Chemokine signaling has been implicated in the pathogenesis of diabetic neuropathy; however, the role of chemokine CC motif receptor 4 (CCR4) remains unknown. The goal was to examine the function of CCR4 in hypersensitivity development and opioid effectiveness in diabetic neuropathy. Streptozotocin (STZ; 200 mg/kg, intraperitoneally administered)-induced mouse model of diabetic neuropathy were used. An analysis of the mRNA/protein expression of CCR4 and its ligands was performed by qRT-PCR, microarray and/or Western blot methods. C021 (CCR4 antagonist), morphine and buprenorphine were injected intrathecally or intraperitoneally, and pain-related behavior was evaluated by the von Frey, cold plate and rotarod tests. We observed that on day 7 after STZ administration, the blood glucose level was increased, and as a consequence, hypersensitivity to tactile and thermal stimuli developed. In addition, we observed an increase in the mRNA level of CCL2 but not CCL17/CCL22. The microarray technique showed that the CCL2 protein level was also upregulated. In naive mice, the pronociceptive effect of intrathecally injected CCL2 was blocked by C021, suggesting that this chemokine acts through CCR4. Importantly, our results provide the first evidence that in a mouse model of diabetic neuropathy, single intrathecal and intraperitoneal injections of C021 diminished neuropathic pain-related behavior in a dose-dependent manner and improved motor functions. Moreover, both single intrathecal and intraperitoneal injections of C021 enhanced morphine and buprenorphine effectiveness. These results reveal that pharmacological modulation of CCR4 may be a good potential therapeutic target for the treatment of diabetic neuropathy and may enhance the effectiveness of opioids.

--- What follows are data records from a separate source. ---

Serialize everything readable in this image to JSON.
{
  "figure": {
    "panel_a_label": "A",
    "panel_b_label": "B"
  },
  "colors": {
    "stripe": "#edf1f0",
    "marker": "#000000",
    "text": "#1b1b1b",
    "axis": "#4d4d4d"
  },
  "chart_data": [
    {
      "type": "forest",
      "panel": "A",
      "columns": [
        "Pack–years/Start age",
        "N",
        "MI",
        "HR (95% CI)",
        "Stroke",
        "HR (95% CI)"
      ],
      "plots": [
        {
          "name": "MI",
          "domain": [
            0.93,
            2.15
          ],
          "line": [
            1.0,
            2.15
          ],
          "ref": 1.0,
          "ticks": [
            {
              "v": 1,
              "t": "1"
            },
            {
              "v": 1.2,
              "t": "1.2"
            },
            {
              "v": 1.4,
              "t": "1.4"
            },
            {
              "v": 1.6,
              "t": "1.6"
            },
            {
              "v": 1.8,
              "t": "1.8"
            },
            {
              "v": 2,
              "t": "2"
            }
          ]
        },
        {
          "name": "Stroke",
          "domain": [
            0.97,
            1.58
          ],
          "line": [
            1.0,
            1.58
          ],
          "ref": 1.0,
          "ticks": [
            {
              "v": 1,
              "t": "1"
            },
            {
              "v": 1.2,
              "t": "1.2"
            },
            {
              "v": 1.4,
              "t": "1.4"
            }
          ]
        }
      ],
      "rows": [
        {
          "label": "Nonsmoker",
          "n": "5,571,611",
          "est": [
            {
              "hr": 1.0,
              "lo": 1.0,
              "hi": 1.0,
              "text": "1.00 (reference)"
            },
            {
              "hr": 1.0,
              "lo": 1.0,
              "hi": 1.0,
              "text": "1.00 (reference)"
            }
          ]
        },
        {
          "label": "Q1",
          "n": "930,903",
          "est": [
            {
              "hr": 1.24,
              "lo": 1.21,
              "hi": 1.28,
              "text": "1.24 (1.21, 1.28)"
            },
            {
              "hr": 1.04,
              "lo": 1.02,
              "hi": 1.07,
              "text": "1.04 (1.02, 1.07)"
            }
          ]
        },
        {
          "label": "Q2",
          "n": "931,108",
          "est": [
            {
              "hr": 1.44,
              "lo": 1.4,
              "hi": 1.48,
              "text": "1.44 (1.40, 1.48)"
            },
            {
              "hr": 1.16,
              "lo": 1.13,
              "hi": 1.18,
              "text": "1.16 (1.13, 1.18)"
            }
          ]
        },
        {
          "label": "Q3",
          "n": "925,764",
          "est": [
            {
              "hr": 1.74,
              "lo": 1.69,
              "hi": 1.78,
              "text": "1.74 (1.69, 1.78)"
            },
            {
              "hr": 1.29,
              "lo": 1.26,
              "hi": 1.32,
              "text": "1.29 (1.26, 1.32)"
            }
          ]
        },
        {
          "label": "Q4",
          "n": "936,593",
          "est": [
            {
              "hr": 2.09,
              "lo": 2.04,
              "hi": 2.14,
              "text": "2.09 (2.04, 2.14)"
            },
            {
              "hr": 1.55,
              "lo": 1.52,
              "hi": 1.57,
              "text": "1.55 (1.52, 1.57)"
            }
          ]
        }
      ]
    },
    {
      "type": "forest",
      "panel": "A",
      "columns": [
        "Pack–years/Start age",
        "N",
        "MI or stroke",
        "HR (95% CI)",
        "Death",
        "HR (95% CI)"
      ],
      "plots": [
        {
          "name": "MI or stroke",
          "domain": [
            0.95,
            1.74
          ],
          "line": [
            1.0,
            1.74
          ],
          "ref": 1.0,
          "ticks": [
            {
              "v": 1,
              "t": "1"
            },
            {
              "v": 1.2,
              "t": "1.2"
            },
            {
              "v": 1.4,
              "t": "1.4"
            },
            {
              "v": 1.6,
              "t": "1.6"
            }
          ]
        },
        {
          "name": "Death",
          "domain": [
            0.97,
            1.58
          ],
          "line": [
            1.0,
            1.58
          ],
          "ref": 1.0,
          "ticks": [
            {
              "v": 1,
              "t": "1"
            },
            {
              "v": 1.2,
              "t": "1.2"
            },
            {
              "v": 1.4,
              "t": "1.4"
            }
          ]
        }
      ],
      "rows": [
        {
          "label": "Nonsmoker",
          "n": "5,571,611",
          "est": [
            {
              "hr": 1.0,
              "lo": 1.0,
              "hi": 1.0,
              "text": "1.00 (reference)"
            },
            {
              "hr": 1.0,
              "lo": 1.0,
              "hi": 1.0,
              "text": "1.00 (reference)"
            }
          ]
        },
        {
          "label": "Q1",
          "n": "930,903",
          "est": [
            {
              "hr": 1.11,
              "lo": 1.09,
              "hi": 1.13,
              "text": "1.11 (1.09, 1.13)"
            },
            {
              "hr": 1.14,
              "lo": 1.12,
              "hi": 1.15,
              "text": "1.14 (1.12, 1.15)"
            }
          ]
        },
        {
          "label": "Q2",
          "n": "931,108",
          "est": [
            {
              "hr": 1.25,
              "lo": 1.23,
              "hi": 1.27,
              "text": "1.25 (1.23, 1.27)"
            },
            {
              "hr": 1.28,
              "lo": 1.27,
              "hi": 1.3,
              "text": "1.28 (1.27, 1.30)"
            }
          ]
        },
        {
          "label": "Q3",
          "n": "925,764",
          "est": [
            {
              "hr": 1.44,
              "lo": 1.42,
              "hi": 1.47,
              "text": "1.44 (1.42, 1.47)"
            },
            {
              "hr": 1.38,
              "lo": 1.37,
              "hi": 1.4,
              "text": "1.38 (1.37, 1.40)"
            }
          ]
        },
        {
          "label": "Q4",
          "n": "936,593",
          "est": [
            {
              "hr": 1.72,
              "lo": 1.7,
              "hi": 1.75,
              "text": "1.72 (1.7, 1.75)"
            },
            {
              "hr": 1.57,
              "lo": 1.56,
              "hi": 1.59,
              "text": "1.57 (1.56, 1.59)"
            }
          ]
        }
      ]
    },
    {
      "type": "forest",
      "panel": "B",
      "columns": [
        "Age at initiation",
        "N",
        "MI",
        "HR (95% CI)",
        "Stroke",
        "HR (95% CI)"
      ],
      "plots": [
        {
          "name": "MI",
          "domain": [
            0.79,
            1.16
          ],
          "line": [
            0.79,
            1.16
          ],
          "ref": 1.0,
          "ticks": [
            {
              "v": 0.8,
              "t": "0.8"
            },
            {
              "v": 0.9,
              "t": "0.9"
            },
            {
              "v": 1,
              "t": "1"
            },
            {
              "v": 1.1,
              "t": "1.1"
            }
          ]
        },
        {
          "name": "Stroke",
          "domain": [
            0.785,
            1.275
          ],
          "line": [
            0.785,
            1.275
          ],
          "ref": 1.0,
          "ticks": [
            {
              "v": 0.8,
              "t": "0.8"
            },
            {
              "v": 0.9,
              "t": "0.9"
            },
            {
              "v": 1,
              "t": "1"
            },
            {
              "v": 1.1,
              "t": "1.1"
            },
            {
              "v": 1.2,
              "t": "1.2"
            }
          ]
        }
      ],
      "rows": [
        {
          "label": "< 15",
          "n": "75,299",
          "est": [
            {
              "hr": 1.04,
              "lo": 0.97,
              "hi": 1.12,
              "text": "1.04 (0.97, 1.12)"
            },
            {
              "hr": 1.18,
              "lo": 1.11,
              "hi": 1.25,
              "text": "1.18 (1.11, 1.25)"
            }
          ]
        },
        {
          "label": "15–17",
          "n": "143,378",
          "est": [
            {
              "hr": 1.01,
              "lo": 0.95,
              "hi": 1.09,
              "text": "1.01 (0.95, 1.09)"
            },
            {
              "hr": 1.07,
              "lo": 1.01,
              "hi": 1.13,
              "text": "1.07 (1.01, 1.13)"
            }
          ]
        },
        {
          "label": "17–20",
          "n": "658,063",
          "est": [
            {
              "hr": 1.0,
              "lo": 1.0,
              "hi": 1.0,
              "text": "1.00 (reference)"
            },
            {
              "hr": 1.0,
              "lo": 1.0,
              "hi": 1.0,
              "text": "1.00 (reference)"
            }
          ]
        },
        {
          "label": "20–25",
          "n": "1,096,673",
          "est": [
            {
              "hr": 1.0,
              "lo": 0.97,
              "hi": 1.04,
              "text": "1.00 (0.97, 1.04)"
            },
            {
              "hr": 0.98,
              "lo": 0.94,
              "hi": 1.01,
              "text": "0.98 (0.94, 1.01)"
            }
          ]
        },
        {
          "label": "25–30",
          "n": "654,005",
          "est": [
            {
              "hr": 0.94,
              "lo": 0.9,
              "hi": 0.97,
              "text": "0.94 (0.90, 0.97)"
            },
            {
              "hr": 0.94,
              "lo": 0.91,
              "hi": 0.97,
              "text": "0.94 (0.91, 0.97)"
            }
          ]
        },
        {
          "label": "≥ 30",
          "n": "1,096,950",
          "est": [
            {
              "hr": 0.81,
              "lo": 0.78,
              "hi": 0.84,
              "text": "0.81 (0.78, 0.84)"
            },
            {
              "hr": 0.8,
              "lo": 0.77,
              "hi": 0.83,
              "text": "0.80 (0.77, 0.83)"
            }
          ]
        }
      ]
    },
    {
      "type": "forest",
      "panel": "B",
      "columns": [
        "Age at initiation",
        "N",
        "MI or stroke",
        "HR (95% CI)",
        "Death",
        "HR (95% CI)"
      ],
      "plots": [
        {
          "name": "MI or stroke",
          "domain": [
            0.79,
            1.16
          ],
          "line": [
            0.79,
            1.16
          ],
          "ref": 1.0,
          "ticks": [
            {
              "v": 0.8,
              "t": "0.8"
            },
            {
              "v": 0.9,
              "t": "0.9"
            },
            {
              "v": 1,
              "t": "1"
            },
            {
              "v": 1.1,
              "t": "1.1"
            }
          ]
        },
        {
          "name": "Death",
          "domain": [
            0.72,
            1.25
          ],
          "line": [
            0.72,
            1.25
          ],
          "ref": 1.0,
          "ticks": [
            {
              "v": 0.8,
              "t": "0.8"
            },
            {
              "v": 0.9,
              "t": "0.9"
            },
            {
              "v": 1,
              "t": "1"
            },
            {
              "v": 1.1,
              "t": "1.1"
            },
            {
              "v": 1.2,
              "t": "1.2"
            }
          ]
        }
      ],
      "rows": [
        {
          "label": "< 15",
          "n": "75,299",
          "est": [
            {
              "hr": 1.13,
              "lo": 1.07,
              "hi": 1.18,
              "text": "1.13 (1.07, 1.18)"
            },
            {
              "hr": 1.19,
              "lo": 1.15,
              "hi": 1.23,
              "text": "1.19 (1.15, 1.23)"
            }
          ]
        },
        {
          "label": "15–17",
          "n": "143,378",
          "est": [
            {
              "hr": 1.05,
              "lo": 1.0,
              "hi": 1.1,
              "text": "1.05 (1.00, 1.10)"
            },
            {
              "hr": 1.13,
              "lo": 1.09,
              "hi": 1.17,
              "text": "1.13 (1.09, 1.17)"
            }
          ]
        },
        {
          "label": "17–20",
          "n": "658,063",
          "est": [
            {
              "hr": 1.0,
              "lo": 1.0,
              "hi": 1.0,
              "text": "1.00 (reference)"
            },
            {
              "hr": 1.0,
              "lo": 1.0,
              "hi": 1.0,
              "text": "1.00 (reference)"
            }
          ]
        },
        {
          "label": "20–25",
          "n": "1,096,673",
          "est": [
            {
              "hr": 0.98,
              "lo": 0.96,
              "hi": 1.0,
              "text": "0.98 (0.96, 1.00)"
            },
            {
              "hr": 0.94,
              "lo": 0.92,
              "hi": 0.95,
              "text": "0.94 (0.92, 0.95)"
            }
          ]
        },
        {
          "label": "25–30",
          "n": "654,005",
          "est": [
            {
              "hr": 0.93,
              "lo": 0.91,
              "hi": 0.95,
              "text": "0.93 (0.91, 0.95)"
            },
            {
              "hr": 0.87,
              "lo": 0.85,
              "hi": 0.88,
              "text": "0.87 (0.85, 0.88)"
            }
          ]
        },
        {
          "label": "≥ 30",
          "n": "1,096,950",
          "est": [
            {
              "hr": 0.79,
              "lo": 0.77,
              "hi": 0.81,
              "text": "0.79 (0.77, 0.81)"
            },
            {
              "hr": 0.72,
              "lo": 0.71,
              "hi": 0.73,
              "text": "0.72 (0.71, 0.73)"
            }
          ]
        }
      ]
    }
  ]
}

趋化因子信号传导与糖尿病神经病变的发病机制有关；然而，趋化因子 CC 基序受体 4 (CCR4) 的作用仍然未知。目的是检查 CCR4 在超敏反应发展中的功能和阿片类药物在糖尿病神经病变中的有效性。使用链脲佐菌素（STZ；200 mg/kg，腹膜内给药）诱导的糖尿病神经病变小鼠模型。通过 qRT-PCR、微阵列和/或蛋白质印迹方法对 CCR4 及其配体的 mRNA/蛋白质表达进行分析。鞘内或腹膜内注射CO21（CCR4拮抗剂）、吗啡和丁丙诺啡，并通过von Frey、冷板和旋转棒试验评估疼痛相关行为。我们观察到在 STZ 给药后第 7 天，血糖水平升高，因此，对触觉和热刺激产生超敏反应。此外，我们观察到 mRNA 水平的增加CCL2但不是CCL17/CCL22. 微阵列技术显示CCL2蛋白水平也上调。在幼稚的小鼠中，鞘内注射 CCL2 的前感受作用被 CO21 阻断，表明该趋化因子通过 CCR4 起作用。重要的是，我们的结果提供了第一个证据，即在糖尿病神经病变的小鼠模型中，单次鞘内和腹膜内注射 CO21 以剂量依赖性方式减少了神经性疼痛相关行为并改善了运动功能。此外，CO21 的单次鞘内和腹膜内注射都增强了吗啡和丁丙诺啡的有效性。这些结果表明，CCR4 的药理学调节可能是治疗糖尿病神经病变的良好潜在治疗靶点，并可能增强阿片类药物的有效性。